Living (and Dying) in the Rest of the Real World
Not every song on Lights and Sounds sings of La-La Land dystopia, though. For those familiar with the movie Big Fish, about the relationship between a tall-tale-telling father and his son, the song "How I Go" will spark memories ("I could tell you the wildest of tales/My friend the giant and traveling sales/Tell you all the times that I failed/Years all behind me the stories I exhaled").
More poignant are "Words, Hands, Hearts," about the 9/11 attacks ("The whole world was sleeping and I was there/You could just sense this feeling in the air/Like no one's words were good enough/To define what we fear") and the antiwar song "Two Weeks From Twenty" ("We lost another one that we sent with a gun/They're gonna miss him he was two weeks from twenty"). That song also takes swipes at President Bush ("And there's still no shame/From the man to blame"), which is not surprising considering Yellowcard's presence on the Rock Against Bush Tour in 2004.
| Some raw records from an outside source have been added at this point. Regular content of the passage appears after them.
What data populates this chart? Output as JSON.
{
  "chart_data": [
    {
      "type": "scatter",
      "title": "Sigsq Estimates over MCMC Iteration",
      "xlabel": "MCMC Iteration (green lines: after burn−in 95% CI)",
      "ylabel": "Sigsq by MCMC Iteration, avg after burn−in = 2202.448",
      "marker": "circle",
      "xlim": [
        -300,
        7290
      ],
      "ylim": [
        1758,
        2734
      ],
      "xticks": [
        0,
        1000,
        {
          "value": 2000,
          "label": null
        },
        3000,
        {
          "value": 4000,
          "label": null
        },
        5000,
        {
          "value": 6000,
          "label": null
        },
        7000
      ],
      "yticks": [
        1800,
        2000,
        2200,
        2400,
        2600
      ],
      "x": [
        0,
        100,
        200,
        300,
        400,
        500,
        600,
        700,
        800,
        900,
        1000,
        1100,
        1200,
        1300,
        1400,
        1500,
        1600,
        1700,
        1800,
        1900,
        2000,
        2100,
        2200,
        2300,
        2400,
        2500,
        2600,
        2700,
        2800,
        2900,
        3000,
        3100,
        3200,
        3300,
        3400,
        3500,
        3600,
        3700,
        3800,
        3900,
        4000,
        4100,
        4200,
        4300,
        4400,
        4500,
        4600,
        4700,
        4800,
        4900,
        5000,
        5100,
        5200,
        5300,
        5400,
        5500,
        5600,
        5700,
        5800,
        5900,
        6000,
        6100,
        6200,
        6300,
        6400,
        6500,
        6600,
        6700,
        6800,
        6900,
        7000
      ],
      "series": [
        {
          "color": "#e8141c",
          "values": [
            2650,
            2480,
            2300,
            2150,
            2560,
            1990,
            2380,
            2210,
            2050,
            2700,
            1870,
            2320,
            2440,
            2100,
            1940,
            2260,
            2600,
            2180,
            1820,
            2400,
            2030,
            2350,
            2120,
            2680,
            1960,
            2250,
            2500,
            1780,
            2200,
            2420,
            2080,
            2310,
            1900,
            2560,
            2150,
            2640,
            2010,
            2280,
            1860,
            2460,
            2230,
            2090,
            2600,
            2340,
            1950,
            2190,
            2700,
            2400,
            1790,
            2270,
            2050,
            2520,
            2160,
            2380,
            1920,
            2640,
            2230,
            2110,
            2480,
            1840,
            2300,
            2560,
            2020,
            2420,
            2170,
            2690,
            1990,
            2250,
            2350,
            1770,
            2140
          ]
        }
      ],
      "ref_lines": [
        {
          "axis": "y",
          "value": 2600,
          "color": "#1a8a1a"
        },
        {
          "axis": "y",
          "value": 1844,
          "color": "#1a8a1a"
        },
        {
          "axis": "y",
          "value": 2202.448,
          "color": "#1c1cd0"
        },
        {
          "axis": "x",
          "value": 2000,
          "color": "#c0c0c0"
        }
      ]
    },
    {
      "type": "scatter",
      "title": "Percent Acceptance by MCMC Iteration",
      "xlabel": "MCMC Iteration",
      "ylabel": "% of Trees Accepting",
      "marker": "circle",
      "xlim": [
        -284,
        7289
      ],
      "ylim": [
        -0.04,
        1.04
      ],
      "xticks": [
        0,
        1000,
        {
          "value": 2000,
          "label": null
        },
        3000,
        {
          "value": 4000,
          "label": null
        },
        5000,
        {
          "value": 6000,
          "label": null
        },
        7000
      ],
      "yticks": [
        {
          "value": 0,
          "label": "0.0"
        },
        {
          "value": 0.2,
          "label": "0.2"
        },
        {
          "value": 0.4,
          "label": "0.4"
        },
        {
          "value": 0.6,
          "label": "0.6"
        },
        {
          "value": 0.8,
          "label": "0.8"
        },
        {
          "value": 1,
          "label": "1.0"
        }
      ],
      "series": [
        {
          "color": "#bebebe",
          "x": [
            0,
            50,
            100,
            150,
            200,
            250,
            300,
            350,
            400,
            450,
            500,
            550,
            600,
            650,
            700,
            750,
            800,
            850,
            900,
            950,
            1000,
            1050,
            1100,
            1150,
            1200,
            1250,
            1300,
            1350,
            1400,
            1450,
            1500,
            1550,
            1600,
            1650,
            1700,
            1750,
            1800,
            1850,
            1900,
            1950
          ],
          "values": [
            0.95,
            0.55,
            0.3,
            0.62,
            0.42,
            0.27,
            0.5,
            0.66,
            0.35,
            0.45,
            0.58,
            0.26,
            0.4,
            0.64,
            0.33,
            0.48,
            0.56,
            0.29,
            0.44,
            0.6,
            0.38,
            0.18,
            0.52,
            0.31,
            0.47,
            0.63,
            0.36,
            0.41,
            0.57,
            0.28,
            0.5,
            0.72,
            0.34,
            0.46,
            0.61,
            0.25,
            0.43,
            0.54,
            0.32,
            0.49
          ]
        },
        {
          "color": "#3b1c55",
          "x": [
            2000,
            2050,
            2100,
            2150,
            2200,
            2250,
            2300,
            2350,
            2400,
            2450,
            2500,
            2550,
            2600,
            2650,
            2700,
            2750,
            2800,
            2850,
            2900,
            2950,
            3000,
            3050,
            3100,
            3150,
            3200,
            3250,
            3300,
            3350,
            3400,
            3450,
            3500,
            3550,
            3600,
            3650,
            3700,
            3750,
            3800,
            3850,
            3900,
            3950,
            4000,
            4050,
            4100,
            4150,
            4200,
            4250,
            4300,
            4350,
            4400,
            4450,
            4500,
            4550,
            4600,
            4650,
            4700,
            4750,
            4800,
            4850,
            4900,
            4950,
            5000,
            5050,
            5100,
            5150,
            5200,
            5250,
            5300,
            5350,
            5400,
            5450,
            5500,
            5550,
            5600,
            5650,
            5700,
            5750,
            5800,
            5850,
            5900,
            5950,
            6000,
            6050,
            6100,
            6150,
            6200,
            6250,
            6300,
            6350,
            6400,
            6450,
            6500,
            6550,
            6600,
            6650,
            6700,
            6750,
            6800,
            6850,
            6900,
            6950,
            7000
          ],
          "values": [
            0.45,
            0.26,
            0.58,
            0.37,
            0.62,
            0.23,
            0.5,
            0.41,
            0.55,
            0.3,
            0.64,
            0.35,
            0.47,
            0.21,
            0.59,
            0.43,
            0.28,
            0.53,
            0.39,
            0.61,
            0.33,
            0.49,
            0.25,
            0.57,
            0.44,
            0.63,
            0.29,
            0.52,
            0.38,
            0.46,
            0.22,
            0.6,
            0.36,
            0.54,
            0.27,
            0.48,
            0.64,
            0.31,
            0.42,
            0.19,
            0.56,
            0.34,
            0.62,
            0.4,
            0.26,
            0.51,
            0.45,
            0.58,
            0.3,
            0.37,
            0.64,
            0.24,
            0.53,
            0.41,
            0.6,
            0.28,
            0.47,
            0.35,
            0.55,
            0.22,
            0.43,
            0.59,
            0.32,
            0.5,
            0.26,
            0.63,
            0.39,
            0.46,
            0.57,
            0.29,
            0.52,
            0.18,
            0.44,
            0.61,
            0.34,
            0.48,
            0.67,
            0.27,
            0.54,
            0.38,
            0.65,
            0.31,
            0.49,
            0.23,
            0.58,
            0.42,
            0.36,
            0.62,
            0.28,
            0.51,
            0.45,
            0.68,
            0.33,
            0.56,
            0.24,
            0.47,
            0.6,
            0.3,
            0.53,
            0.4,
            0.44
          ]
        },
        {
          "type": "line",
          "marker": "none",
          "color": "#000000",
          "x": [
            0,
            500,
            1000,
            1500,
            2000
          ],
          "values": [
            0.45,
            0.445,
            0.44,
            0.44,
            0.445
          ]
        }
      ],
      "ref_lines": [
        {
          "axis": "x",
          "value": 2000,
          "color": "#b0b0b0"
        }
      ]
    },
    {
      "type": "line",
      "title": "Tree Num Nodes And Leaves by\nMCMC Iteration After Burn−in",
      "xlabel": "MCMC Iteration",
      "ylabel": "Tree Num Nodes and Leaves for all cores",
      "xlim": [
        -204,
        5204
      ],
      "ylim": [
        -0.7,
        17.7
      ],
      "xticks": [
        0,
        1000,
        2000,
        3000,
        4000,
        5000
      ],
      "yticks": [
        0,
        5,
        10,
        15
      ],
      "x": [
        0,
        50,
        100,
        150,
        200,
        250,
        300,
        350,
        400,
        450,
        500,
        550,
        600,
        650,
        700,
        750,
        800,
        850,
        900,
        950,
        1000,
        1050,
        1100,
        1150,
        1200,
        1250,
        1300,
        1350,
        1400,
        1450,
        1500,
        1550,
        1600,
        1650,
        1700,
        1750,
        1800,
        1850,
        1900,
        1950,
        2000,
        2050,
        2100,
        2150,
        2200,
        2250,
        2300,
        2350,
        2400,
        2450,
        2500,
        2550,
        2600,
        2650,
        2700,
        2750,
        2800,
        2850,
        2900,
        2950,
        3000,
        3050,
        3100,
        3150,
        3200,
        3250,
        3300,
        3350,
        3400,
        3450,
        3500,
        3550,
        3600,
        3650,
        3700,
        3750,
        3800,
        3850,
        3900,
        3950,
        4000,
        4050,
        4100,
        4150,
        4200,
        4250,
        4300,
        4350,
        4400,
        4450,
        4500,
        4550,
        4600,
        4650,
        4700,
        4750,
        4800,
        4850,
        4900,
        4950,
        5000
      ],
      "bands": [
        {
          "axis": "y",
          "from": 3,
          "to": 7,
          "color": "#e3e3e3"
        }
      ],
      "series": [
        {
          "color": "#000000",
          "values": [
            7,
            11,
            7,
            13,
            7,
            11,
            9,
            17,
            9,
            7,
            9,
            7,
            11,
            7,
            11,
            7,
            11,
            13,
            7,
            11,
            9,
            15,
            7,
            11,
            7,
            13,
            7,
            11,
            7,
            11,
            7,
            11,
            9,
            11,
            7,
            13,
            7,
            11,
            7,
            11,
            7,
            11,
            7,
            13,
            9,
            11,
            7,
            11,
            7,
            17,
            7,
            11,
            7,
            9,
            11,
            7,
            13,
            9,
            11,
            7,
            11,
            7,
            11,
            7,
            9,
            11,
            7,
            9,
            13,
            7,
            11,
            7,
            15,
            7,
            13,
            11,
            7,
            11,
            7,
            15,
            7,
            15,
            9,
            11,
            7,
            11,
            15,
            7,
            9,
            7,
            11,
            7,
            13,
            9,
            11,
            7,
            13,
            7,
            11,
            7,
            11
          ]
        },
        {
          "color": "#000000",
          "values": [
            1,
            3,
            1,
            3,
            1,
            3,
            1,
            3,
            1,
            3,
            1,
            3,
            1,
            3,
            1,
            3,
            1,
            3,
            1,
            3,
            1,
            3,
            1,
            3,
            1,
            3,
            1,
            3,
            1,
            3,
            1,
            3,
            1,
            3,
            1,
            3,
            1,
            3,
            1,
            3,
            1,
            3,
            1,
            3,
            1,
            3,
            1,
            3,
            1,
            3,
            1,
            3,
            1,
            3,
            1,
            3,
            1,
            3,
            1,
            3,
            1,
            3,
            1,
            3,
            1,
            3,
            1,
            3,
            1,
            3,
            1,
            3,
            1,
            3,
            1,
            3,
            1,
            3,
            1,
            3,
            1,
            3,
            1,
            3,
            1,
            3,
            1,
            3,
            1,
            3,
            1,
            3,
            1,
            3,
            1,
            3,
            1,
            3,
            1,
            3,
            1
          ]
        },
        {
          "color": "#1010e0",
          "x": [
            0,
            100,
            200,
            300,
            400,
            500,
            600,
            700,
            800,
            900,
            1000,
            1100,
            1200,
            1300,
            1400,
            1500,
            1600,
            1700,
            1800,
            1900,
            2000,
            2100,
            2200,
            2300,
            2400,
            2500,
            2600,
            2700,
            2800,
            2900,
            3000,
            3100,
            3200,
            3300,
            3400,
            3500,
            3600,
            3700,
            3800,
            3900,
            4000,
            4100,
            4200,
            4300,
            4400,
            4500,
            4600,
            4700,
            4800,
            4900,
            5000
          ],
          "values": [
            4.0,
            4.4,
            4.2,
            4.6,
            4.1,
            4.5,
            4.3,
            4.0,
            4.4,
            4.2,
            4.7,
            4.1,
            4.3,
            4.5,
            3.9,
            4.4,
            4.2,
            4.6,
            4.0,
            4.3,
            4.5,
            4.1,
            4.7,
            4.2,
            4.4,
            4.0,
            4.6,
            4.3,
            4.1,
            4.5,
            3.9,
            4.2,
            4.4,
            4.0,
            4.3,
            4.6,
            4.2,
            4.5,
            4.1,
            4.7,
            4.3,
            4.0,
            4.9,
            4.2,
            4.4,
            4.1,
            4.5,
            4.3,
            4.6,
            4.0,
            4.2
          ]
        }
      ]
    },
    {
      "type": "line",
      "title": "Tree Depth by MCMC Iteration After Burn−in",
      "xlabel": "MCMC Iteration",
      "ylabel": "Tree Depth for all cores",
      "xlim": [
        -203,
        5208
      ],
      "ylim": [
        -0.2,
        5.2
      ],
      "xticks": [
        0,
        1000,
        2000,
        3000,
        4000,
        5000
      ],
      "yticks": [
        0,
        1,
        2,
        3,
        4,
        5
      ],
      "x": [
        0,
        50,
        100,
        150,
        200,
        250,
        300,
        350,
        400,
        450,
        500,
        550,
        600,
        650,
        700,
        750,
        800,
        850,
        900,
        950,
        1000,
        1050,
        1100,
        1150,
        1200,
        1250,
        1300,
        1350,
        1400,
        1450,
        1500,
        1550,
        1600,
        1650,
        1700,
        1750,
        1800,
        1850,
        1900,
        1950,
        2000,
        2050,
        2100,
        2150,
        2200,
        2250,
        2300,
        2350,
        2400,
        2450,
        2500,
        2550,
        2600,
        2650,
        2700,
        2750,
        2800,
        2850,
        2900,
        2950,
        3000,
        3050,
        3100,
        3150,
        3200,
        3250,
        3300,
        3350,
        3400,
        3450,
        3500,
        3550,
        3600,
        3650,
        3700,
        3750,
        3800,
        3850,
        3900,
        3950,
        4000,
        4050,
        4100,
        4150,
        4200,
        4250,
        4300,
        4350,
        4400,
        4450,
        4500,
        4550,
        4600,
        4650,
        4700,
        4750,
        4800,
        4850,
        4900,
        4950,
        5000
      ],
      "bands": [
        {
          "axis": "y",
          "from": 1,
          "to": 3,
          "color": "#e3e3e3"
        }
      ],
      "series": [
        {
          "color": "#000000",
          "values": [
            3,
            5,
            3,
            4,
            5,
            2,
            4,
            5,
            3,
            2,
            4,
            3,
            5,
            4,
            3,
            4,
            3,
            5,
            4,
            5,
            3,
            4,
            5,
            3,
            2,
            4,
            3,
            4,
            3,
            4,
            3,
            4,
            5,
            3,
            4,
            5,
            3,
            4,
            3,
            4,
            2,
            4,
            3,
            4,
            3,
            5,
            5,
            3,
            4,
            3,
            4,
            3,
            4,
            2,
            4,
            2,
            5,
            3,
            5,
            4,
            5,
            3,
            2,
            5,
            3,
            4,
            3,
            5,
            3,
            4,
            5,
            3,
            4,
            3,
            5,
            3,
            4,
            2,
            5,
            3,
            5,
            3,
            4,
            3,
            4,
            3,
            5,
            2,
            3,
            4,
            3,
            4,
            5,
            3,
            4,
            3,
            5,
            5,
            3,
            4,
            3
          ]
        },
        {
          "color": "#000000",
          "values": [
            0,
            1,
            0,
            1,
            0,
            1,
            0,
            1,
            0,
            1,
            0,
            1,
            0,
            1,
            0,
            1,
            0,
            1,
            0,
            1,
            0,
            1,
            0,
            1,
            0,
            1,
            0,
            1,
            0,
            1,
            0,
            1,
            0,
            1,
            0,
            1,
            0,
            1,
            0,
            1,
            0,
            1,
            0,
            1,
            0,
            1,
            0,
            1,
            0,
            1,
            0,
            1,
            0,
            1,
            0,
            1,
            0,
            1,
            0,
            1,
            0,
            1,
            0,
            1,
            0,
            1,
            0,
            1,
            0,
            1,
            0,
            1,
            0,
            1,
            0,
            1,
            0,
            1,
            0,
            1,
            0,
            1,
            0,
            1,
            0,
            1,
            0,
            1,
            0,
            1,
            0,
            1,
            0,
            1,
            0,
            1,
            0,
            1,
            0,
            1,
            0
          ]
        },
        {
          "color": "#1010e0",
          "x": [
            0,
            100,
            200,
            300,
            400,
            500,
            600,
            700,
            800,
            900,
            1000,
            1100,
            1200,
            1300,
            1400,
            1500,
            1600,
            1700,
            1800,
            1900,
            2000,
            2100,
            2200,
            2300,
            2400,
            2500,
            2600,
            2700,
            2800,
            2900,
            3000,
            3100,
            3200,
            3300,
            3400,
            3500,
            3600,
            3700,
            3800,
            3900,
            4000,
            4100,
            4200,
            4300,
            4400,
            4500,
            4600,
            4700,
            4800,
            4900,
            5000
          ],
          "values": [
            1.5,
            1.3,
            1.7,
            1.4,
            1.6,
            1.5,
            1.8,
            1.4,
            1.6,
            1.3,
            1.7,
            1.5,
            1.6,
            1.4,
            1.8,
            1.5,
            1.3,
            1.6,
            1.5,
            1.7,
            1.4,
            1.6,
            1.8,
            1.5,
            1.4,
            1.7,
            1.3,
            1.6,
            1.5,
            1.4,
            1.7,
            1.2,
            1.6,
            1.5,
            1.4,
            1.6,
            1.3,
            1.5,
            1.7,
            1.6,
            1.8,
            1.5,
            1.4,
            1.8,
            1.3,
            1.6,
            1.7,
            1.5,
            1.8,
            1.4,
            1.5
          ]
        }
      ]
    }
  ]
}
More troublesome is the mysteriously titled "Martin Sheen or JFK," which seems to hint at suicide as a solution ("Here it is one more glass for these broken hands/Goes down for you/I've fallen in I sink then swallow I never meant/To see this through/I'm taking them all back for good/To a place where I know that I'm safe").
In soccer the referee will "yellow card" a player for persistently breaking the rules or complaining about a ref's calls. Two yellow cards equals ejection. Yellowcard tends to have a pop-ish, upbeat sound, but when you get under the surface of what they're singing about, you wonder what there is to be bubbly about. Factor in the occasional profanity and you can consider Yellowcard's name its own form of caution.